Une nouvelle carte des zones d'aides à finalité régionale (AFR) a été définie pour la période 2014-2020 par le décret n° 2014-758 du 2 juillet 2014. En effet, la Direction générale de la Concurrence ayant publié tardivement ses lignes directrices, le 23 juillet 2013, les États membres ont eu la possibilité de prolonger leur ancienne carte AFR 2007-2013 et leurs régimes d'aides AFR jusqu'au 30 juin 2014 .

Le fonctionnement des aides à finalité régionale

L'article 107 du Traité sur le Fonctionnement de l'Union Européenne (TFUE) impose aux États de limiter les aides publiques à l'investissement productif et à la création d'emplois des entreprises à des périmètres d'intervention approuvées par la Commission européenne.

Ainsi, la France a l'obligation de définir tous les 7 ans une nouvelle carte des zones AFR qui comprend deux catégories :

- les « zones a » dont le niveau de vie est anormalement bas (PIB/habitant inférieur à 75% de la moyenne des 28 États-membres) ou dans lesquelles sévit un grave sous-emploi : pour le France, il s'agit des cinq départements d'outre-mer et de Saint-Martin ;

- les « zones c » constituées de régions défavorisées par rapport à la moyenne nationale : elles sont moins défavorisées que les précédentes et sont sélectionnées sur des bases plus restrictives.

Les aides octroyées par les pouvoirs publics aux entreprises en zones AFR peuvent couvrir les coûts des investissements dans des terrains, des équipements, des bâtiments ou des actifs incorporels (brevets par exemple), ainsi que les coûts salariaux des emplois créés, sur une période de 2 ans.

La nouvelle réglementation européenne permet à la France de rendre éligible 21.24% de sa population aux AFR en « zone c » jusqu'en 2020, contre 15.5 % pour la période 2007-2013.

LA NOUVELLE CARTE DES ZONES RELATIVES AUX AIDES À FINALITÉ RÉGIONALE

Source : CGET

La Commission a réduit de cinq points les plafonds d'intensité des aides , qui varient de 30 à 10 % de l'investissement selon la taille de l'entreprise. Elle a également fortement restreint les possibilités d'aides aux grandes entreprises (de plus de 250 salariés) en « zone c » , excluant le soutien à une extension de capacité productive ou un changement même majeur du processus de production. Seules les créations d'activité et la diversification de la production vers de nouveaux produits pourront prétendre à un soutien public.

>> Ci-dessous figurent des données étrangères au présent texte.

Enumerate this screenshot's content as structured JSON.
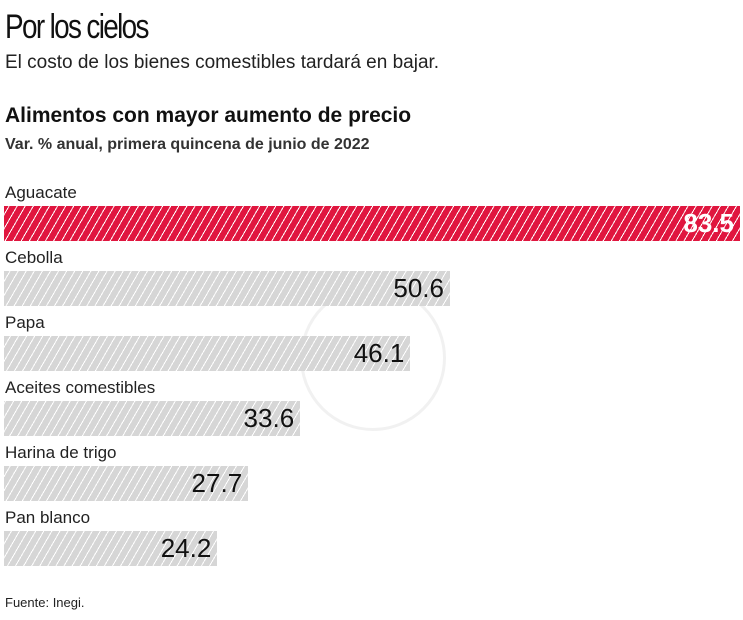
{
  "header": {
    "title": "Por los cielos",
    "subtitle": "El costo de los bienes comestibles tardará en bajar."
  },
  "chart_data": {
    "type": "bar",
    "orientation": "horizontal",
    "title": "Alimentos con mayor aumento de precio",
    "subtitle": "Var. % anual, primera quincena de junio de 2022",
    "categories": [
      "Aguacate",
      "Cebolla",
      "Papa",
      "Aceites comestibles",
      "Harina de trigo",
      "Pan blanco"
    ],
    "values": [
      83.5,
      50.6,
      46.1,
      33.6,
      27.7,
      24.2
    ],
    "value_labels": [
      "83.5",
      "50.6",
      "46.1",
      "33.6",
      "27.7",
      "24.2"
    ],
    "highlight_color": "#e0163f",
    "default_color": "#d6d6d6",
    "xlim": [
      0,
      83.5
    ],
    "grid": false
  },
  "source": "Fuente: Inegi."
}
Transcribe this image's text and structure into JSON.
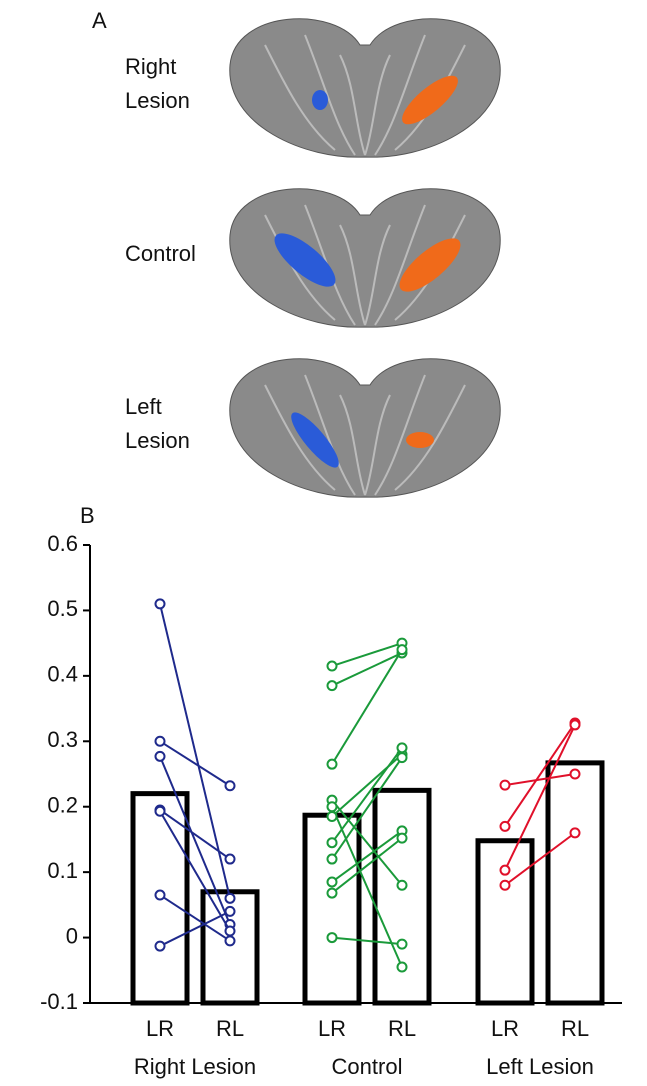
{
  "chart_data": {
    "type": "paired-bar",
    "panel_labels": [
      "A",
      "B"
    ],
    "brain_labels": [
      [
        "Right",
        "Lesion"
      ],
      [
        "Control"
      ],
      [
        "Left",
        "Lesion"
      ]
    ],
    "conditions": [
      "LR",
      "RL"
    ],
    "ylim": [
      -0.1,
      0.6
    ],
    "yticks": [
      -0.1,
      0,
      0.1,
      0.2,
      0.3,
      0.4,
      0.5,
      0.6
    ],
    "groups": [
      {
        "name": "Right Lesion",
        "color": "#1f2a8c",
        "bar_values": [
          0.22,
          0.07
        ],
        "LR": [
          0.51,
          0.3,
          0.277,
          0.195,
          0.193,
          0.065,
          -0.013
        ],
        "RL": [
          0.06,
          0.232,
          0.02,
          0.12,
          0.01,
          -0.005,
          0.04
        ]
      },
      {
        "name": "Control",
        "color": "#1a9a3a",
        "bar_values": [
          0.187,
          0.225
        ],
        "LR": [
          0.415,
          0.385,
          0.265,
          0.21,
          0.2,
          0.185,
          0.145,
          0.12,
          0.085,
          0.068,
          0.0
        ],
        "RL": [
          0.45,
          0.435,
          0.44,
          0.08,
          -0.045,
          0.28,
          0.29,
          0.275,
          0.163,
          0.152,
          -0.01
        ]
      },
      {
        "name": "Left Lesion",
        "color": "#e0102a",
        "bar_values": [
          0.148,
          0.267
        ],
        "LR": [
          0.233,
          0.17,
          0.103,
          0.08
        ],
        "RL": [
          0.25,
          0.328,
          0.325,
          0.16
        ]
      }
    ]
  }
}
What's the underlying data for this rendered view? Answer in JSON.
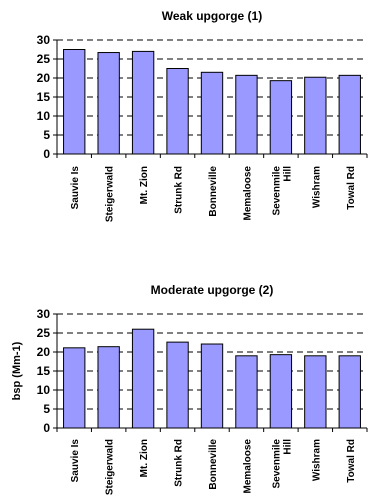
{
  "chart_data": [
    {
      "type": "bar",
      "title": "Weak upgorge (1)",
      "xlabel": "",
      "ylabel": "",
      "ylim": [
        0,
        30
      ],
      "yticks": [
        0,
        5,
        10,
        15,
        20,
        25,
        30
      ],
      "grid": true,
      "categories": [
        [
          "Sauvie Is"
        ],
        [
          "Steigerwald"
        ],
        [
          "Mt. Zion"
        ],
        [
          "Strunk Rd"
        ],
        [
          "Bonneville"
        ],
        [
          "Memaloose"
        ],
        [
          "Sevenmile",
          "Hill"
        ],
        [
          "Wishram"
        ],
        [
          "Towal Rd"
        ]
      ],
      "values": [
        27.5,
        26.7,
        27.0,
        22.5,
        21.5,
        20.7,
        19.3,
        20.2,
        20.7
      ],
      "colors": {
        "bar": "#9999ff",
        "edge": "#000000"
      }
    },
    {
      "type": "bar",
      "title": "Moderate upgorge (2)",
      "xlabel": "",
      "ylabel": "bsp (Mm-1)",
      "ylim": [
        0,
        30
      ],
      "yticks": [
        0,
        5,
        10,
        15,
        20,
        25,
        30
      ],
      "grid": true,
      "categories": [
        [
          "Sauvie Is"
        ],
        [
          "Steigerwald"
        ],
        [
          "Mt. Zion"
        ],
        [
          "Strunk Rd"
        ],
        [
          "Bonneville"
        ],
        [
          "Memaloose"
        ],
        [
          "Sevenmile",
          "Hill"
        ],
        [
          "Wishram"
        ],
        [
          "Towal Rd"
        ]
      ],
      "values": [
        21.1,
        21.4,
        26.0,
        22.6,
        22.1,
        19.0,
        19.3,
        19.0,
        19.0
      ],
      "colors": {
        "bar": "#9999ff",
        "edge": "#000000"
      }
    }
  ]
}
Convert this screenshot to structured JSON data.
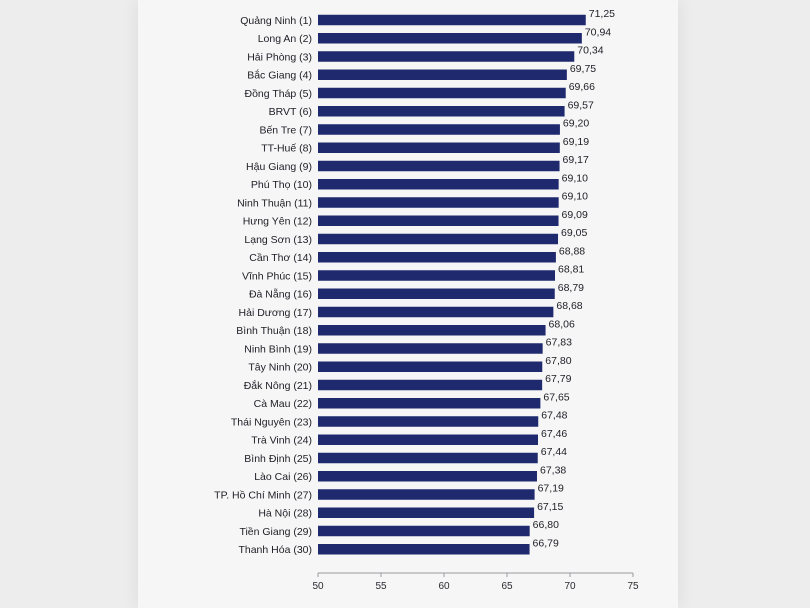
{
  "chart_data": {
    "type": "bar",
    "orientation": "horizontal",
    "title": "",
    "xlabel": "",
    "ylabel": "",
    "xlim": [
      50,
      75
    ],
    "xticks": [
      50,
      55,
      60,
      65,
      70,
      75
    ],
    "grid": false,
    "bar_color": "#1f2a6e",
    "categories": [
      "Quảng Ninh (1)",
      "Long An (2)",
      "Hải Phòng (3)",
      "Bắc Giang (4)",
      "Đồng Tháp (5)",
      "BRVT (6)",
      "Bến Tre (7)",
      "TT-Huế (8)",
      "Hậu Giang (9)",
      "Phú Thọ (10)",
      "Ninh Thuận (11)",
      "Hưng Yên (12)",
      "Lạng Sơn (13)",
      "Cần Thơ (14)",
      "Vĩnh Phúc (15)",
      "Đà Nẵng (16)",
      "Hải Dương (17)",
      "Bình Thuận (18)",
      "Ninh Bình (19)",
      "Tây Ninh (20)",
      "Đắk Nông (21)",
      "Cà Mau (22)",
      "Thái Nguyên (23)",
      "Trà Vinh (24)",
      "Bình Định (25)",
      "Lào Cai (26)",
      "TP. Hồ Chí Minh (27)",
      "Hà Nội (28)",
      "Tiền Giang (29)",
      "Thanh Hóa (30)"
    ],
    "values": [
      71.25,
      70.94,
      70.34,
      69.75,
      69.66,
      69.57,
      69.2,
      69.19,
      69.17,
      69.1,
      69.1,
      69.09,
      69.05,
      68.88,
      68.81,
      68.79,
      68.68,
      68.06,
      67.83,
      67.8,
      67.79,
      67.65,
      67.48,
      67.46,
      67.44,
      67.38,
      67.19,
      67.15,
      66.8,
      66.79
    ],
    "value_labels": [
      "71,25",
      "70,94",
      "70,34",
      "69,75",
      "69,66",
      "69,57",
      "69,20",
      "69,19",
      "69,17",
      "69,10",
      "69,10",
      "69,09",
      "69,05",
      "68,88",
      "68,81",
      "68,79",
      "68,68",
      "68,06",
      "67,83",
      "67,80",
      "67,79",
      "67,65",
      "67,48",
      "67,46",
      "67,44",
      "67,38",
      "67,19",
      "67,15",
      "66,80",
      "66,79"
    ]
  }
}
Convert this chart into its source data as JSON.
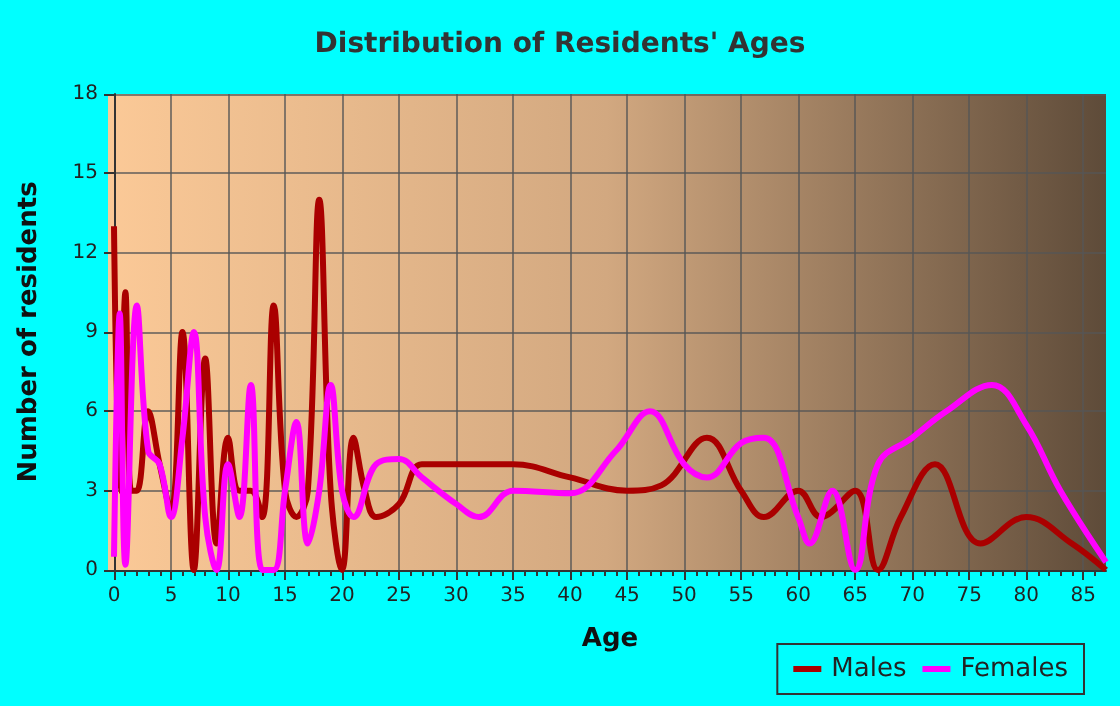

Enfin, les conditions d'octroi sont désormais plus complexes puisque des critères qualitatifs comme le « caractère approprié » de l'aide ont été introduits. L'administration concernée devra ainsi justifier, pour chaque projet, les raisons du choix d'un instrument (subvention, prêt, garantie, etc.) par rapport à un autre. La démonstration du « caractère incitatif » de l'aide pour les grandes entreprises est également alourdie : celles-ci sont tenues de présenter le scénario des investissements qu'elles auraient réalisés en l'absence d'aide.

La Commission a donc drastiquement renforcé ses pouvoirs en matière de contrôle de l'attribution des aides. Elle prévoit également une intensification de son contrôle a posteriori , notamment facilité par une obligation de publication sur un site spécifique de toutes les aides individuelles supérieures à 500 000 euros.

Si les PME sont au final peu affectées par cette réforme, les territoires en difficulté auront en revanche moins de facilités pour attirer les grandes entreprises , dont l'implantation est souvent structurante pour le tissu économique local. Votre rapporteur se félicite cependant que la France, l'Allemagne, l'Angleterre et l'Irlande aient obtenu un assouplissement de la position de la Commission, qui souhaitait au départ interdire totalement les aides aux grandes entreprises .

2. Une prime d'aménagement du territoire (PAT) recentrée

Dans son rapport public annuel de 2012, la Cour des Comptes avait émis de sévères critiques à l'encontre de la PAT, qu'elle considérait comme « une prime devenue marginale, peu efficace et mal gérée ». Un nouveau régime de PAT est entré en vigueur le 1 er juillet 2014 , qui tient compte de la révision des lignes directrices relatives aux aides à finalité régionale (AFR) effectuée par la Commission européenne 2 ( * ) .

La prime d'aménagement du territoire (PAT)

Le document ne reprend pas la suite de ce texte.